Well, maybe not too many people had daysexactly like this.
Naturally, I’d been turning over in my head Mel’s strange insistence that he was not responsible for Crystal’s crucifixion, during which she’d actually died. His thoughts had had the ring of truth. And really, there was no reason why he would’ve balked at confessing everything when he’d already confessed so much, found peace doing so. Why would someone steal the half-dead Crystal and the wood, and do a deed so disgusting? It would’ve had to have been someone who’d hated Crystal an awful lot, or maybe someone who had hated Mel or Jason. It was an inhuman act, yet I found myself believing in Mel’s dying assertion that he had not done it.
I was so glad to leave work that I began driving home on automatic pilot. When I’d gotten almost to the turnoff into my driveway, I remembered that I’d told Amelia hours before that I’d meet her at Tray’s house.
I’d completely forgotten.
I could forgive myself, considering the day I’d had—if Amelia was okay. But when I remembered Tray’s mean state and his ingestion of vampire blood, I felt a jolt of panic.
I looked at my watch and saw I was more than forty-five minutes late. Turning around in the next driveway, I drove back to town like a bat out of hell. I was trying to pretend to myself I wasn’t scared. I wasn’t doing a very good job.
There weren’t any cars in front of the small house. Its windows were dark. I could see the bumper of Tray’s truck peering out from the carport behind the house.
I drove right by and turned around on a county road about half a mile farther out. Confused and worried, I returned to park outside Tray’s. His house and the adjacent workshop were outside the Bon Temps city limits but not isolated. Tray had maybe a half-acre lot; his little home and the large metal building housing his repair business were right next to a similar setup owned by Brock and Chessie Johnson, who had an upholstery shop. Obviously, Brock and Chessie had retreated to their house for the night. The living room lights were on; as I watched, Chessie pulled the curtains shut, which most people out here didn’t bother to do.
The night was dark and quiet; the Johnsons’ dog was barking, but that was the only sound.
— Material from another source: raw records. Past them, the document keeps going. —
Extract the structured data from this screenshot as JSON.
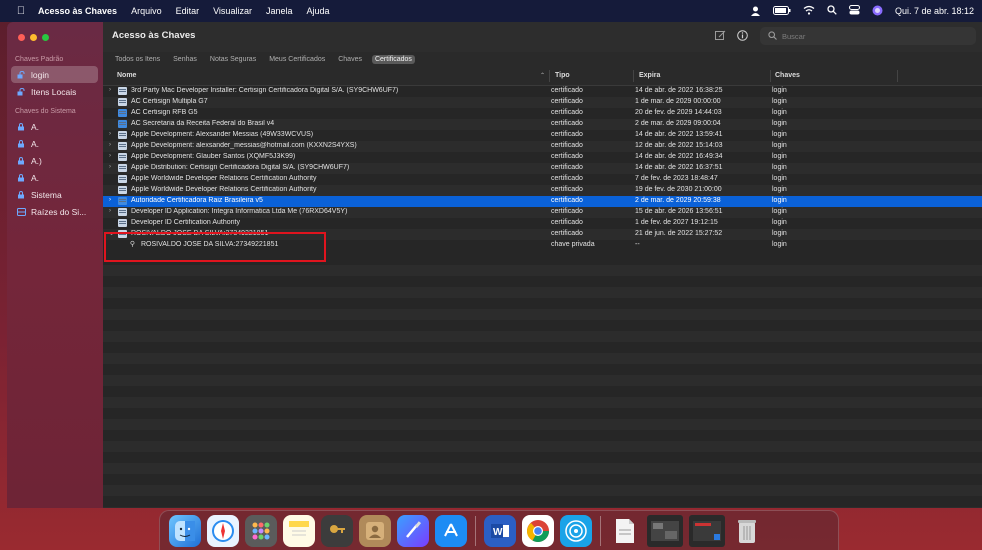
{
  "menubar": {
    "app_name": "Acesso às Chaves",
    "menus": [
      "Arquivo",
      "Editar",
      "Visualizar",
      "Janela",
      "Ajuda"
    ],
    "clock": "Qui. 7 de abr.  18:12"
  },
  "sidebar": {
    "section_default": "Chaves Padrão",
    "default_items": [
      {
        "label": "login"
      },
      {
        "label": "Itens Locais"
      }
    ],
    "section_system": "Chaves do Sistema",
    "system_items": [
      {
        "label": "A."
      },
      {
        "label": "A."
      },
      {
        "label": "A.)"
      },
      {
        "label": "A."
      },
      {
        "label": "Sistema"
      },
      {
        "label": "Raízes do Si..."
      }
    ]
  },
  "toolbar": {
    "title": "Acesso às Chaves",
    "search_placeholder": "Buscar"
  },
  "tabs": [
    "Todos os Itens",
    "Senhas",
    "Notas Seguras",
    "Meus Certificados",
    "Chaves",
    "Certificados"
  ],
  "active_tab": "Certificados",
  "table": {
    "columns": [
      "Nome",
      "Tipo",
      "Expira",
      "Chaves"
    ],
    "rows": [
      {
        "name": "3rd Party Mac Developer Installer: Certisign  Certificadora Digital S/A. (SY9CHW6UF7)",
        "type": "certificado",
        "expires": "14 de abr. de 2022 16:38:25",
        "keychain": "login"
      },
      {
        "name": "AC Certisign Multipla G7",
        "type": "certificado",
        "expires": "1 de mar. de 2029 00:00:00",
        "keychain": "login"
      },
      {
        "name": "AC Certisign RFB G5",
        "type": "certificado",
        "expires": "20 de fev. de 2029 14:44:03",
        "keychain": "login"
      },
      {
        "name": "AC Secretaria da Receita Federal do Brasil v4",
        "type": "certificado",
        "expires": "2 de mar. de 2029 09:00:04",
        "keychain": "login"
      },
      {
        "name": "Apple Development: Alexsander Messias (49W33WCVUS)",
        "type": "certificado",
        "expires": "14 de abr. de 2022 13:59:41",
        "keychain": "login"
      },
      {
        "name": "Apple Development: alexsander_messias@hotmail.com (KXXN2S4YXS)",
        "type": "certificado",
        "expires": "12 de abr. de 2022 15:14:03",
        "keychain": "login"
      },
      {
        "name": "Apple Development: Glauber Santos (XQMF5J3K99)",
        "type": "certificado",
        "expires": "14 de abr. de 2022 16:49:34",
        "keychain": "login"
      },
      {
        "name": "Apple Distribution: Certisign  Certificadora Digital S/A. (SY9CHW6UF7)",
        "type": "certificado",
        "expires": "14 de abr. de 2022 16:37:51",
        "keychain": "login"
      },
      {
        "name": "Apple Worldwide Developer Relations Certification Authority",
        "type": "certificado",
        "expires": "7 de fev. de 2023 18:48:47",
        "keychain": "login"
      },
      {
        "name": "Apple Worldwide Developer Relations Certification Authority",
        "type": "certificado",
        "expires": "19 de fev. de 2030 21:00:00",
        "keychain": "login"
      },
      {
        "name": "Autoridade Certificadora Raiz Brasileira v5",
        "type": "certificado",
        "expires": "2 de mar. de 2029 20:59:38",
        "keychain": "login"
      },
      {
        "name": "Developer ID Application: Integra Informatica Ltda Me (76RXD64V5Y)",
        "type": "certificado",
        "expires": "15 de abr. de 2026 13:56:51",
        "keychain": "login"
      },
      {
        "name": "Developer ID Certification Authority",
        "type": "certificado",
        "expires": "1 de fev. de 2027 19:12:15",
        "keychain": "login"
      },
      {
        "name": "ROSIVALDO JOSE DA SILVA:27349221851",
        "type": "certificado",
        "expires": "21 de jun. de 2022 15:27:52",
        "keychain": "login"
      },
      {
        "name": "ROSIVALDO JOSE DA SILVA:27349221851",
        "type": "chave privada",
        "expires": "--",
        "keychain": "login"
      }
    ]
  }
}
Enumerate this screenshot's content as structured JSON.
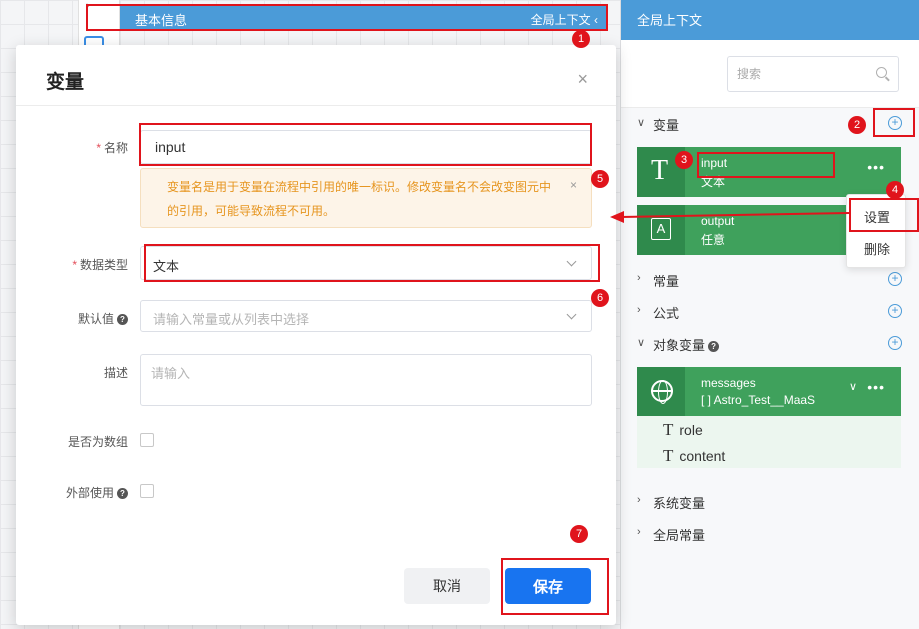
{
  "topbar": {
    "title": "基本信息",
    "right_label": "全局上下文",
    "right_chevron": "‹"
  },
  "panel": {
    "title": "全局上下文",
    "search_placeholder": "搜索",
    "sections": {
      "variables": "变量",
      "constants": "常量",
      "formulas": "公式",
      "object_variables": "对象变量",
      "system_variables": "系统变量",
      "global_constants": "全局常量"
    },
    "variables": [
      {
        "name": "input",
        "type": "文本",
        "icon": "text-type-icon"
      },
      {
        "name": "output",
        "type": "任意",
        "icon": "any-type-icon"
      }
    ],
    "object_variable": {
      "name": "messages",
      "type": "[ ] Astro_Test__MaaS",
      "icon": "globe-icon",
      "fields": [
        "role",
        "content"
      ]
    },
    "popover": {
      "settings": "设置",
      "delete": "删除"
    },
    "more_glyph": "•••"
  },
  "modal": {
    "title": "变量",
    "close_glyph": "×",
    "name_label": "名称",
    "required_mark": "*",
    "name_value": "input",
    "warning_text": "变量名是用于变量在流程中引用的唯一标识。修改变量名不会改变图元中的引用，可能导致流程不可用。",
    "warning_close": "×",
    "datatype_label": "数据类型",
    "datatype_value": "文本",
    "default_label": "默认值",
    "default_placeholder": "请输入常量或从列表中选择",
    "desc_label": "描述",
    "desc_placeholder": "请输入",
    "is_array_label": "是否为数组",
    "external_label": "外部使用",
    "cancel_label": "取消",
    "save_label": "保存"
  },
  "badges": [
    "1",
    "2",
    "3",
    "4",
    "5",
    "6",
    "7"
  ],
  "colors": {
    "header_blue": "#4b9bd8",
    "card_green": "#3fa15c",
    "primary_button": "#1874f0",
    "annotation_red": "#e0141c",
    "warning_text": "#e6951f"
  }
}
It was too cold for the chorus of bugs that often made the night come alive.
I thought of several scenarios that could explain the dead look of the house.
One. The vampire blood still had hold over Tray, and he’d killed Amelia. Right now, he was in his house, in the dark, thinking of ways to kill himself. Or maybe he was waiting for me to come, so he could kill me, too.
Two. Tray had recovered from his ingestion of vamp blood, and when Amelia had appeared on his doorstep, they’d decided to treat their free afternoon as a honeymoon. They wouldn’t be at all happy if I interrupted them.
Three. Amelia had come by, found no one at home, and was now back at the house cooking supper for herself and me, because she expected me to drive up at any moment. At least that explanation accounted for the absence of Amelia’s car.
I tried to think of an even better series of events, but I couldn’t. I pulled out my cell phone and tried my home number. I heard my own voice on the answering machine. Next, I tried Amelia’s cell. It went to voice mail after three rings. I was running out of happy options. Figuring that a phone call would be less intrusive than a knock at the door, I tried Tray’s number next. I could hear the faint ring of the phone inside . . . but no one answered it.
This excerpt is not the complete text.